Learning objectives#
After working through this topic, you should be able to:
determine the correct description of a given data column
nominal
cardinal
ordinal
explain how these categories map into Pandas data types:
unordered categorical
floating point
integer
ordered categorical
Materials#
Video with English subtitles:
Download the slides.
Video with German subtitles:
(turn subtitles on in the bottom right corner of the video)
Decision tree#
This is the decision tree for the “correct” form of data. Just because a variable arrives as a number, it does not mean that you should think about it as numerical data.
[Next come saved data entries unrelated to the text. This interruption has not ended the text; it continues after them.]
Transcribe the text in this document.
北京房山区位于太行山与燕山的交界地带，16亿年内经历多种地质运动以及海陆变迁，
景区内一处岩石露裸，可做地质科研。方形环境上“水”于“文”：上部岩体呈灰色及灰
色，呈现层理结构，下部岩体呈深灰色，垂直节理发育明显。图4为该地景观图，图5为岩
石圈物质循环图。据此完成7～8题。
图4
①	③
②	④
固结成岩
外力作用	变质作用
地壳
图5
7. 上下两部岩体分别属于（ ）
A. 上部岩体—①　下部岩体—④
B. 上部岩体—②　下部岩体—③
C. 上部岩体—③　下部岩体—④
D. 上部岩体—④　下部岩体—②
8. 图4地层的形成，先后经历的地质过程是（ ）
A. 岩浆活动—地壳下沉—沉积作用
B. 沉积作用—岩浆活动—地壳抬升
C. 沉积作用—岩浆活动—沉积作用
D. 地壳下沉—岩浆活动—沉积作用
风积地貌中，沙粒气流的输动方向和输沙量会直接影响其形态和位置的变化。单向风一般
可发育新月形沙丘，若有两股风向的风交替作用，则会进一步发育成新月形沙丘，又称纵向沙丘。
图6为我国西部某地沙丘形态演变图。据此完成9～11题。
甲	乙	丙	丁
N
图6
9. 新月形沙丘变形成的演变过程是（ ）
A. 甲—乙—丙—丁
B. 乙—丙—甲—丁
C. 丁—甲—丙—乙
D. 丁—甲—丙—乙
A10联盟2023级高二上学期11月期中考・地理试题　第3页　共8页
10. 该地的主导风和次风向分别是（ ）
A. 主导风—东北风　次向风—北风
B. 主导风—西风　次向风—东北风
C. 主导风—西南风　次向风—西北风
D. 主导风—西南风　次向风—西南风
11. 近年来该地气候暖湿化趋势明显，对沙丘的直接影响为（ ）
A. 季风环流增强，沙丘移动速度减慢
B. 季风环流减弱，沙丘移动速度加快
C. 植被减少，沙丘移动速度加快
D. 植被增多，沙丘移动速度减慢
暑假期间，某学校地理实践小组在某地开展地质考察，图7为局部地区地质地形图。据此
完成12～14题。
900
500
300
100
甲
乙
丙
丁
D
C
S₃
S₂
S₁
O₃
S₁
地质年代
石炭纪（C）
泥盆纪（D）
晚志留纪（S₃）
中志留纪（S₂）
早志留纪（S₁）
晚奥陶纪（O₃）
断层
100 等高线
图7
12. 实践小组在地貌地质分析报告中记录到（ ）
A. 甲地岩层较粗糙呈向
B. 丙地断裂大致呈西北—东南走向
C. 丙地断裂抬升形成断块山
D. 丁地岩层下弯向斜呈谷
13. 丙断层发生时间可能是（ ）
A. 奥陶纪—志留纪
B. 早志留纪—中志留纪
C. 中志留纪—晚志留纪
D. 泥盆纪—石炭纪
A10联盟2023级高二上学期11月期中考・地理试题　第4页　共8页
Very often this happens when categories are encoded as numbers (e.g., 0, 1, 2 meaning \([0, 30,000)\), \([30,000, 60,000)\), \([60,000, \infty)\), which would be described in some metadata).
flowchart LR
A -->|"`Yes`"| C("`Numerical?`")
A(Ordered?) -->|No| B("`Unordered
Categorical`")
C -->|"`Yes`"| E("`Continuous?`")
C -->|"`No`"| D("`Ordered
Categorical`")
E -->|"`Yes`"| G("`Floating
point`")
E -->|"`No`"| F("`Integer`")
style A fill:#FFE5B4
style C fill:#FFE5B4
style E fill:#FFE5B4
Note that for numerical data, you still have to decide whether a variable is measured on a cardinal or ordinal scale. Both are possible for continuous or discrete data, it is not embedded in the Pandas data type.